Someone will create the next 50-year media titan. Media is too important, and in aggregate there's too much money attached to it, even if it's not wisely being bought or sold now. And it seems everyone else in the new or old side of the business is just throwing in the towel, crushed under the weight of their expensive newsroom or page view legacies.

It's not that media is any more broken now than it was ten years ago, but the ramifications of just how broken it is are coming home to roost. If the old media world has settled on the metered paywall as the answer, that's good news for digital. It's a bandaid and an augmenter to revenues at best -- even for those who have had the most success at it like the New York Times.

The expectation that you don't have to pay for content is just too great on the Web.
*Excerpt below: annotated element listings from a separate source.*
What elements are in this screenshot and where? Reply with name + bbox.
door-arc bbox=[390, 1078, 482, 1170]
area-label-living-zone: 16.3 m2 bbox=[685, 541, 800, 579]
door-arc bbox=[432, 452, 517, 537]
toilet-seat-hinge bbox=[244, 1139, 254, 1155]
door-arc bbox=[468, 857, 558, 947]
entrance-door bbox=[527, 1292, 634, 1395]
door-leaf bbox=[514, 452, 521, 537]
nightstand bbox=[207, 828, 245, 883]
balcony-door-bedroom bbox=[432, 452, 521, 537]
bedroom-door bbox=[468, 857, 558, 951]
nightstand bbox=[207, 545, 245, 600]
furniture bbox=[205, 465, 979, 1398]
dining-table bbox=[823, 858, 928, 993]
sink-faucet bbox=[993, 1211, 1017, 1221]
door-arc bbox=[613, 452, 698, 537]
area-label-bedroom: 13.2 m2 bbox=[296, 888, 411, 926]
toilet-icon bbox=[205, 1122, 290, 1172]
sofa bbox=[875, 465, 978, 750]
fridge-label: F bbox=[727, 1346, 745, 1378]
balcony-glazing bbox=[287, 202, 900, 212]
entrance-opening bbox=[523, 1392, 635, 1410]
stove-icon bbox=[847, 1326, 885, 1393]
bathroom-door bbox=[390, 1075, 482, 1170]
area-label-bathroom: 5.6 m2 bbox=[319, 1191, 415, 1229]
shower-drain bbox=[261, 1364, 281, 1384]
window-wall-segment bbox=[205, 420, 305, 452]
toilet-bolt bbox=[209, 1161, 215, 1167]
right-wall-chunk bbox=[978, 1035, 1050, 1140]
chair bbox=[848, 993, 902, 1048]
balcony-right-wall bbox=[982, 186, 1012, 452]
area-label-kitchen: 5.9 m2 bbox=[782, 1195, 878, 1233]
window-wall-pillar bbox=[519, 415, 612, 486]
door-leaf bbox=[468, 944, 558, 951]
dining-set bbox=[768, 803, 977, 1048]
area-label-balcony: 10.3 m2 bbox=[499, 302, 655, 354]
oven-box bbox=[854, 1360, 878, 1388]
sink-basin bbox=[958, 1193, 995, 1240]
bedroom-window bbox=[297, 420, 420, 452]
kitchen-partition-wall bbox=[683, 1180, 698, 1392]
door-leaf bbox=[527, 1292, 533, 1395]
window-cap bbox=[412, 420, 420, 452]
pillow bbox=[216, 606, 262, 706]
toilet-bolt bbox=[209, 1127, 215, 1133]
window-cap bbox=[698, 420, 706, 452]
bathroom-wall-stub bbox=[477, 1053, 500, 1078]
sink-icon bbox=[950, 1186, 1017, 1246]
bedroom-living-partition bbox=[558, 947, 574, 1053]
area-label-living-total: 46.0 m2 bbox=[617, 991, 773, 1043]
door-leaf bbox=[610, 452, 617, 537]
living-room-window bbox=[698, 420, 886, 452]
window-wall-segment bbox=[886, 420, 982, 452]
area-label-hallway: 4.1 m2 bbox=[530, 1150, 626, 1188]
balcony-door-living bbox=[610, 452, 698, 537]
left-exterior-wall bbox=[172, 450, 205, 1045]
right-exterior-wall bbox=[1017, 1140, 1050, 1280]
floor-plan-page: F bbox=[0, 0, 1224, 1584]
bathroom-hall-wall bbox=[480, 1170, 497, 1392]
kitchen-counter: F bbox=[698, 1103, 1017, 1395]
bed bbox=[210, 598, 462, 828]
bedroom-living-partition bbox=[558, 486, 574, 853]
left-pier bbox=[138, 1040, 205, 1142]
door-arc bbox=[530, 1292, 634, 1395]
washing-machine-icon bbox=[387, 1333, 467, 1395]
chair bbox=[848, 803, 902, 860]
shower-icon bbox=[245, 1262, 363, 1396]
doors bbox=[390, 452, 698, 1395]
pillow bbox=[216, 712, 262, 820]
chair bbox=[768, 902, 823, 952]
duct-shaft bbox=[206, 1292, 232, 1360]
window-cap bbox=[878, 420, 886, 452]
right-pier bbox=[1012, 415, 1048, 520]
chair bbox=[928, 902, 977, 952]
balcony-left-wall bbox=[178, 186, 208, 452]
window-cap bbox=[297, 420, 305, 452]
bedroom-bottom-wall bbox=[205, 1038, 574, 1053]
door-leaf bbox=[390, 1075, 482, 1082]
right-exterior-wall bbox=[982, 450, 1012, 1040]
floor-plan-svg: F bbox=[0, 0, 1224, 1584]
Even Netflix -- one of the most successful subscription companies on the Internet -- only has 23 million subscribers, and this after some 15 years of business in an industry as crowd-pleasing as TV and movies.

If paying anything is the future of news, news is going to be a smaller industry. And if the free world is all about aggregation and low standards? Well, there's a big gap in the middle where someone will win and win big. It's when these industries look the most screwed -- when everyone seems to have given up -- that real leaders are born.

And we couldn't look more screwed right now. Hallelujah!